A unanimous U.S. Supreme Court on Jan. 16, 2008, ruled that trust investment advisory fees (IAFs) are subject to the 2 percent floor, handing a defeat to banks and taxpayers who'd hoped all IAFs would be found to be fully deductible.
In Knight, Trustee of William L. Rudkin Testamentary Trust v. Commissioner, 128 S. Ct. 782 (2008) — which is known both as the Knight case and the Rudkin case — the question was whether IAFs incurred by a trust in managing its investments are subject to Internal Revenue Code Section 67(e)'s 2 percent floor. That section allows a trust to deduct certain expenses from taxable income — but only to the extent the deductions exceed 2 percent of adjusted gross income.
Section 67(e)(1) provides that such expenses may be deducted in full and are not subject to the 2 percent floor if the expenses are paid or incurred in connection with trust administration and would not have been incurred if the property were not held in trust.
The Tax Court held that the trust's IAFs were subject to the 2 percent floor, affirming a ruling by the U.S. Court of Appeals for the Second Circuit (467 F.3d 149 (2006)).
The decision was widely seen as problematic for banks and trusts, that would then have to separate out IAFs from other fees charged to clients. But the decision did have a few bright spots for them. The high court did say that some trust IAFs could be fully deductible. For example, if an investment advisor were to impose special, additional charges applicable only to its fiduciary accounts.
The Second Circuit had held that fees and expenses that could be incurred if the property were held individually and not in trust were subject to the 2 percent floor. But the high court held that the expenses were subject to the 2 percent floor because they would have been incurred if the property were not held in trust.
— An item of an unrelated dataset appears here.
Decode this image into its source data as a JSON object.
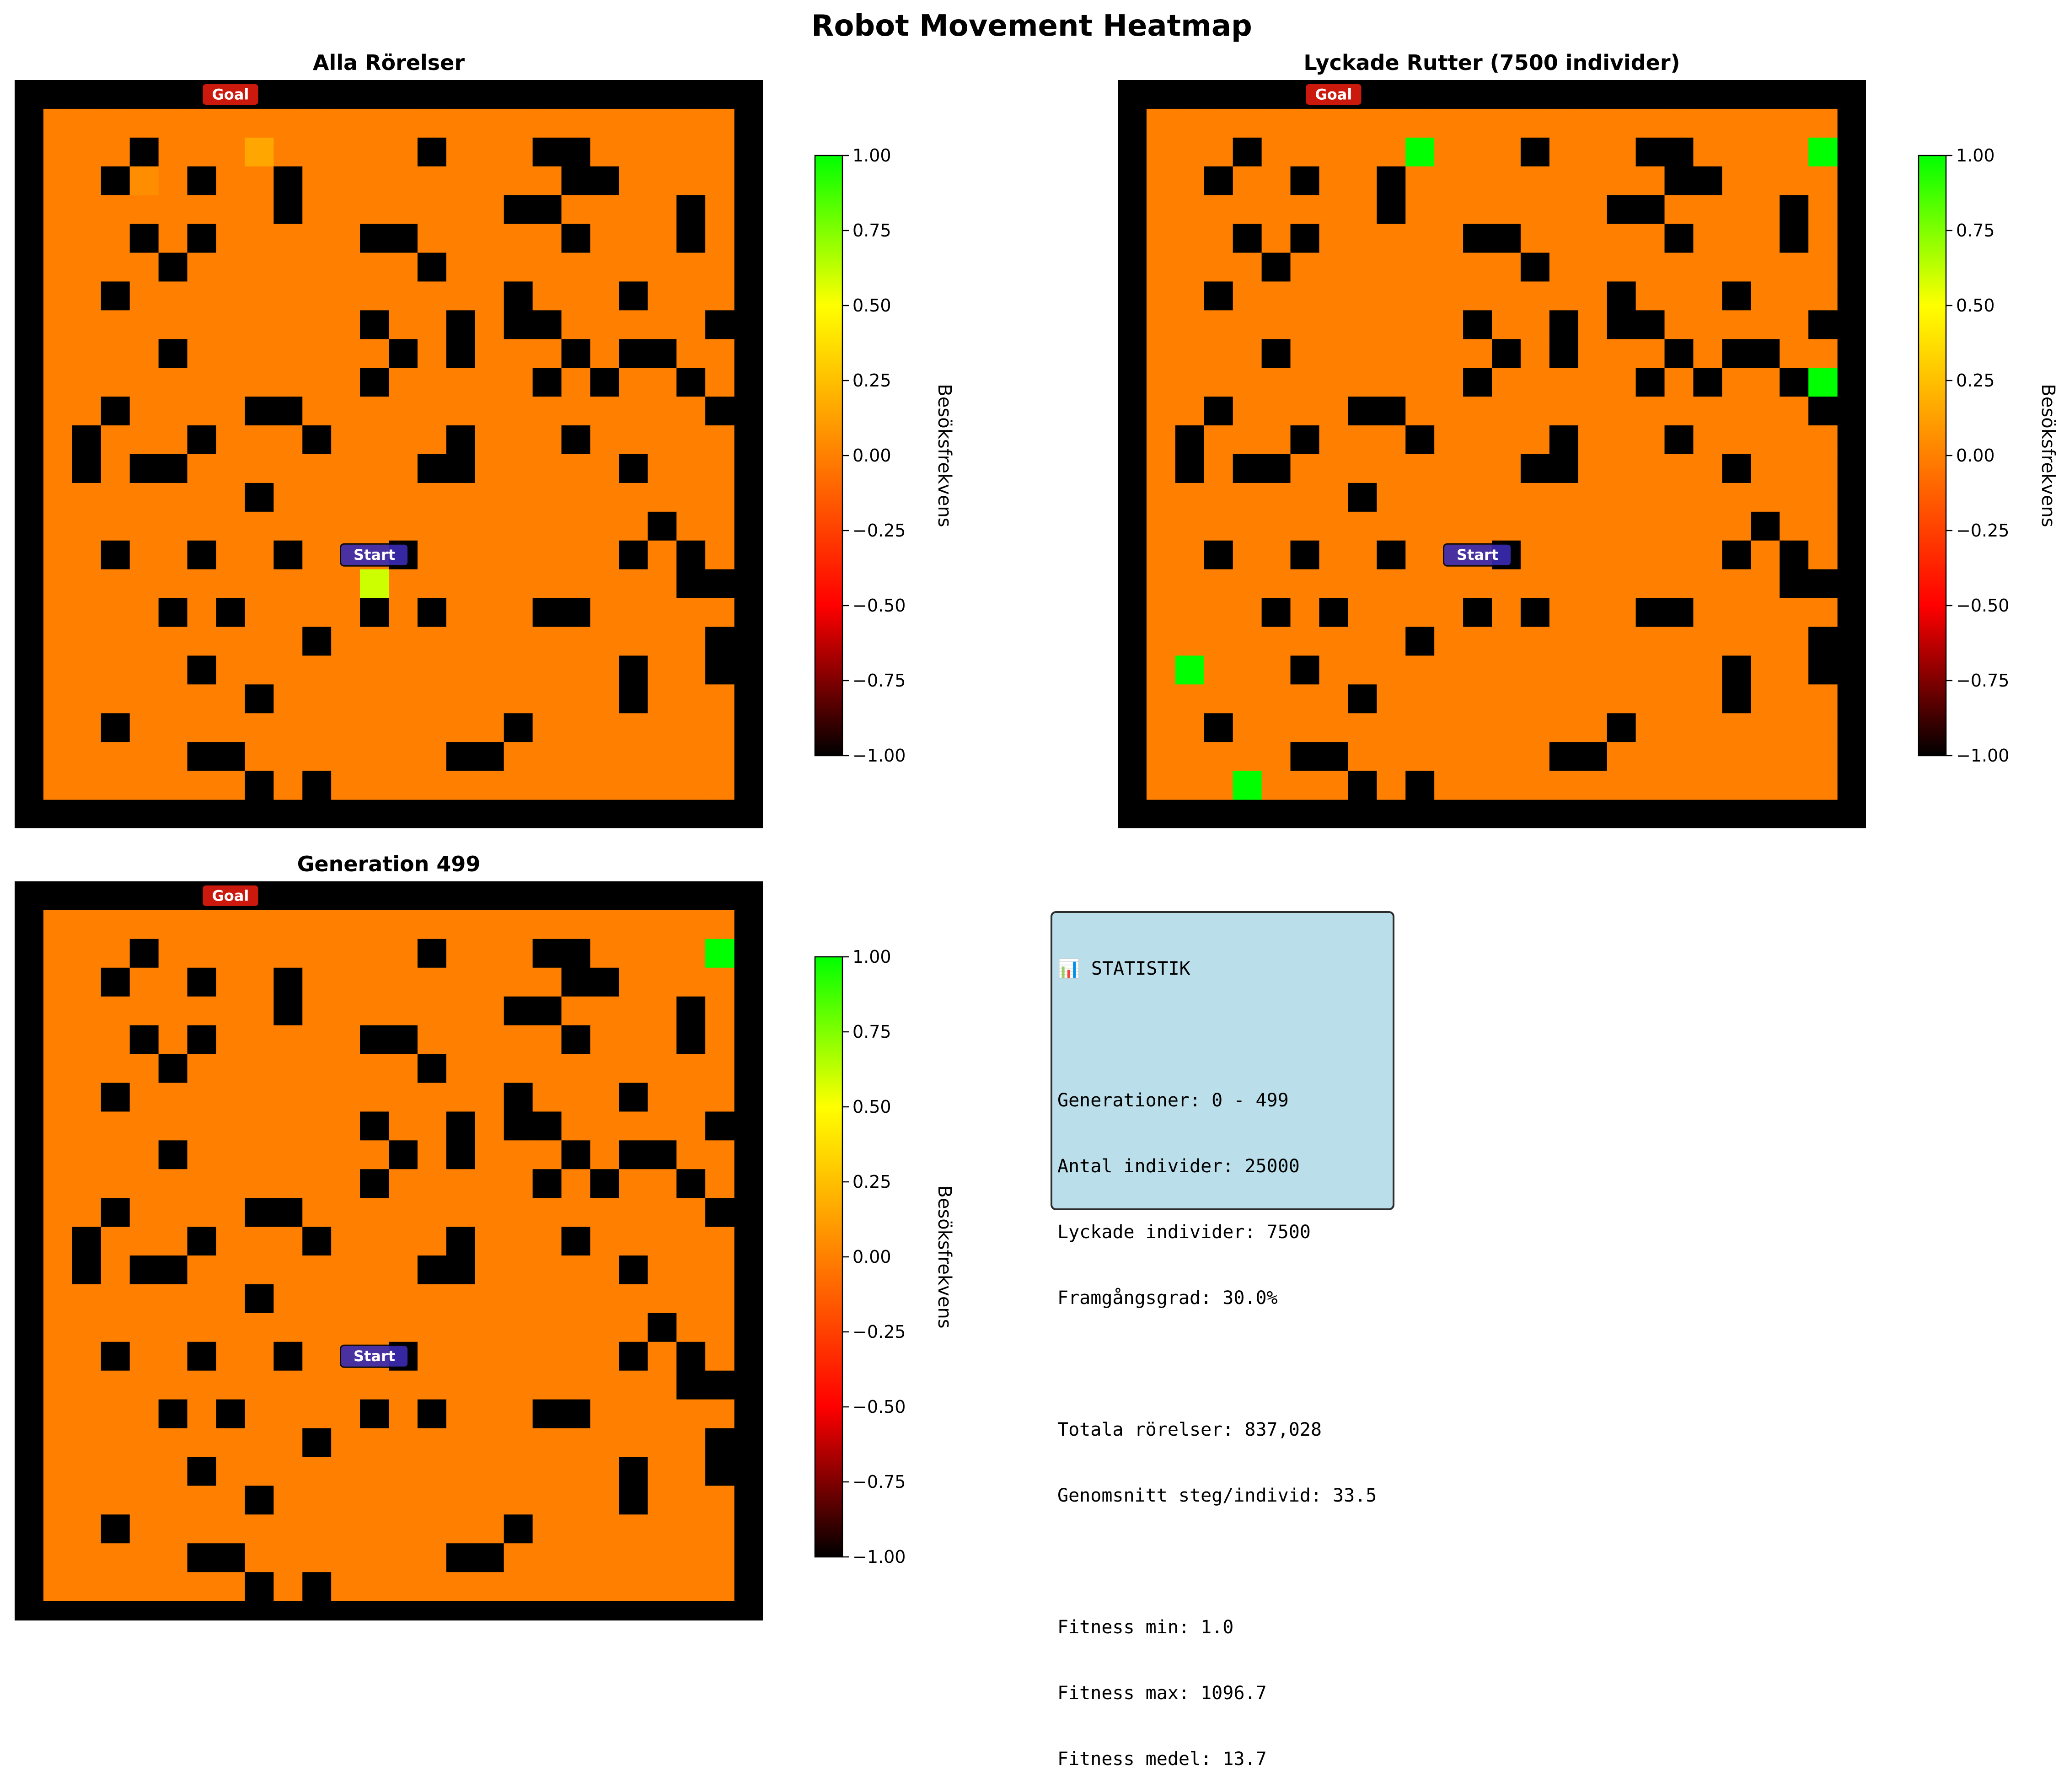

This test follows the phrasing in the relevant statute (“would” instead of “could”), and is arguably more lenient to taxpayers than a “could” test.
The court explained that “would” requires a prediction of what would happen if the property were held individually and not in trust — whether it would be uncommon or unusual for such expenses to be incurred if not held in trust.
The Internal Revenue Service responded with Notice 2008-32. This interim guidance specifically addresses the treatment of IAFs and other costs subject to the 2 percent floor that are bundled as part of one commission or fee paid to the trustee or executor (bundled fiduciary fees). Under the guidance, for any taxable year beginning before Jan. 1, 2008, taxpayers may deduct the full amount of the bundled fiduciary fees without regard to the 2 percent floor and will not be required to determine the portion of a bundled fiduciary fee that is subject to the 2 percent floor. But payments by the fiduciary to third parties for expenses subject to the 2 percent floor that are readily identifiable must be treated separately from the otherwise bundled fiduciary fees.
The IRS stated that final regulations will be issued under Treasury Regulations Section 1.67-4 consistent with the decision in Knight. The regs also will address the issue raised when a non-grantor trust or estate pays bundled fiduciary fees, some of which are subject to the 2 percent floor and some of which are fully deductible. The final regs may contain one or more safe harbors for the allocation of fees and expenses between those costs that are subject to the 2 percent floor and those that are not. These final regs will apply prospectively.